Migranti, il Vaticano critica gli accordi con la Libia

"Nessuno può essere trasferito, espulso o estradato verso uno Stato dove esiste il serio pericolo che la persona sarà condannata a morte, torturata o sottoposta ad altre forme di punizione o trattamento degradante o disumano". Lo sostiene l'arcivescovo Agostino Marchetto, segretario del Pontificio Consiglio per la Pastorale dei Migranti riferendosi, in particolare all'accordo siglato tra Roma e Tripoli e ai recenti episodi di respingimenti.

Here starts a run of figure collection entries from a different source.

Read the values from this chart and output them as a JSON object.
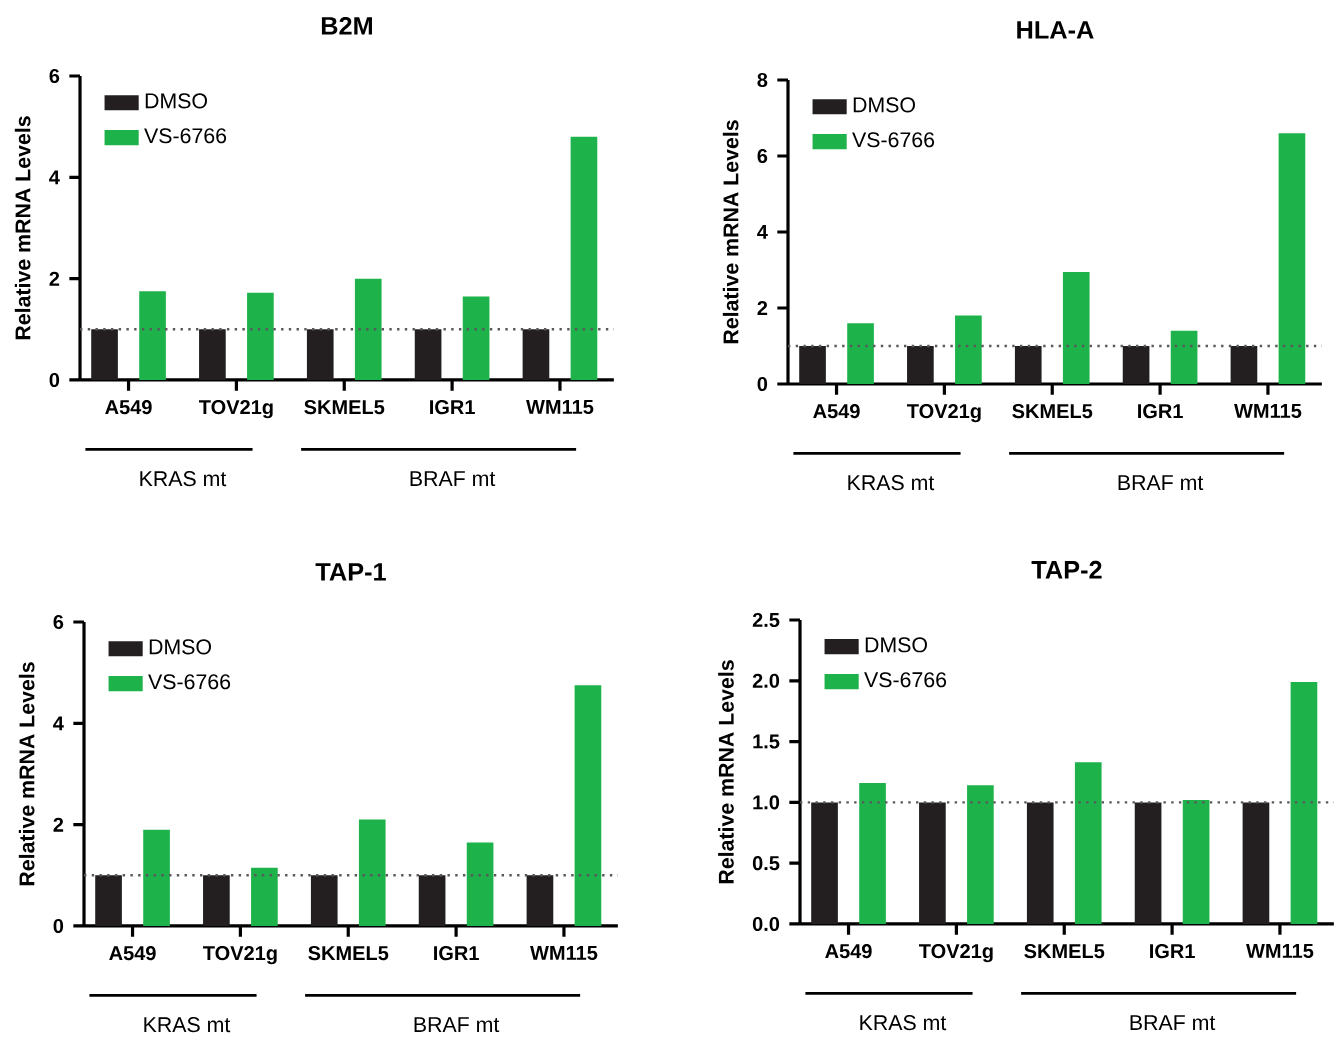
{
  "chart_data": [
    {
      "type": "bar",
      "title": "B2M",
      "ylabel": "Relative mRNA Levels",
      "categories": [
        "A549",
        "TOV21g",
        "SKMEL5",
        "IGR1",
        "WM115"
      ],
      "series": [
        {
          "name": "DMSO",
          "color": "#231f20",
          "values": [
            1,
            1,
            1,
            1,
            1
          ]
        },
        {
          "name": "VS-6766",
          "color": "#1db34a",
          "values": [
            1.75,
            1.72,
            2.0,
            1.65,
            4.8
          ]
        }
      ],
      "ylim": [
        0,
        6
      ],
      "yticks": [
        0,
        2,
        4,
        6
      ],
      "legend": "top left",
      "ref_lines": [
        {
          "axis": "y",
          "value": 1,
          "line_style": "dotted"
        }
      ],
      "annotations": [
        "KRAS mt",
        "BRAF mt"
      ]
    },
    {
      "type": "bar",
      "title": "HLA-A",
      "ylabel": "Relative mRNA Levels",
      "categories": [
        "A549",
        "TOV21g",
        "SKMEL5",
        "IGR1",
        "WM115"
      ],
      "series": [
        {
          "name": "DMSO",
          "color": "#231f20",
          "values": [
            1,
            1,
            1,
            1,
            1
          ]
        },
        {
          "name": "VS-6766",
          "color": "#1db34a",
          "values": [
            1.6,
            1.8,
            2.95,
            1.4,
            6.6
          ]
        }
      ],
      "ylim": [
        0,
        8
      ],
      "yticks": [
        0,
        2,
        4,
        6,
        8
      ],
      "legend": "top left",
      "ref_lines": [
        {
          "axis": "y",
          "value": 1,
          "line_style": "dotted"
        }
      ],
      "annotations": [
        "KRAS mt",
        "BRAF mt"
      ]
    },
    {
      "type": "bar",
      "title": "TAP-1",
      "ylabel": "Relative mRNA Levels",
      "categories": [
        "A549",
        "TOV21g",
        "SKMEL5",
        "IGR1",
        "WM115"
      ],
      "series": [
        {
          "name": "DMSO",
          "color": "#231f20",
          "values": [
            1,
            1,
            1,
            1,
            1
          ]
        },
        {
          "name": "VS-6766",
          "color": "#1db34a",
          "values": [
            1.9,
            1.15,
            2.1,
            1.65,
            4.75
          ]
        }
      ],
      "ylim": [
        0,
        6
      ],
      "yticks": [
        0,
        2,
        4,
        6
      ],
      "legend": "top left",
      "ref_lines": [
        {
          "axis": "y",
          "value": 1,
          "line_style": "dotted"
        }
      ],
      "annotations": [
        "KRAS mt",
        "BRAF mt"
      ]
    },
    {
      "type": "bar",
      "title": "TAP-2",
      "ylabel": "Relative mRNA Levels",
      "categories": [
        "A549",
        "TOV21g",
        "SKMEL5",
        "IGR1",
        "WM115"
      ],
      "series": [
        {
          "name": "DMSO",
          "color": "#231f20",
          "values": [
            1,
            1,
            1,
            1,
            1
          ]
        },
        {
          "name": "VS-6766",
          "color": "#1db34a",
          "values": [
            1.16,
            1.14,
            1.33,
            1.02,
            1.99
          ]
        }
      ],
      "ylim": [
        0,
        2.5
      ],
      "yticks": [
        {
          "value": 0,
          "label": "0.0"
        },
        {
          "value": 0.5,
          "label": "0.5"
        },
        {
          "value": 1,
          "label": "1.0"
        },
        {
          "value": 1.5,
          "label": "1.5"
        },
        {
          "value": 2,
          "label": "2.0"
        },
        {
          "value": 2.5,
          "label": "2.5"
        }
      ],
      "legend": "top left",
      "ref_lines": [
        {
          "axis": "y",
          "value": 1,
          "line_style": "dotted"
        }
      ],
      "annotations": [
        "KRAS mt",
        "BRAF mt"
      ]
    }
  ]
}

"In Libia - ricorda Marchetto - esistono centri di detenzione e di rimpatrio dove le condizioni variano da accettabili a disumane e degradanti. E l'accesso a questi centri è difficile per cui è arduo monitorare il rispetto in essi dei diritti umani, tenendo poi conto che tale Paese non ha aderito alla Convenzione di Ginevra del 1951, nè al relativo Protocollo del 1967, e non riconosce l'Alto Commissariato delle Nazioni Unite per i Rifugiati". "Confermo - sottolinea l'arcivescovo in una nota - la mia posizione di condanna a chi non osserva il principio di 'non refoulement', che sta alla base del trattamento da farsi a quanti fuggono da persecuzione. E mi domando se in tempo di pace non si riesce a far rispettare tale principio fondamentale del diritto internazionale umanitario, come si farà a richiederne l'osservanza in tempo di guerra. E la domanda si può estendere alla questione della protezione dei civili durante i conflitti, che viene così indebolita nella sua radice, comune, umanitaria".

Secondo il presule, "un altro diritto violato nell'atto di intercettare e respingere i migranti sulle coste africane del Mediterraneo è quello al 'giusto processò, che comprende il diritto a difendersi, a essere ascoltato, a fare appello contro una decisione amministrativa, il diritto ad ottenere una decisione motivata, e quello di essere informati sui fatti su cui si basa la sentenza, il diritto ad una corte indipendente ed imparziale".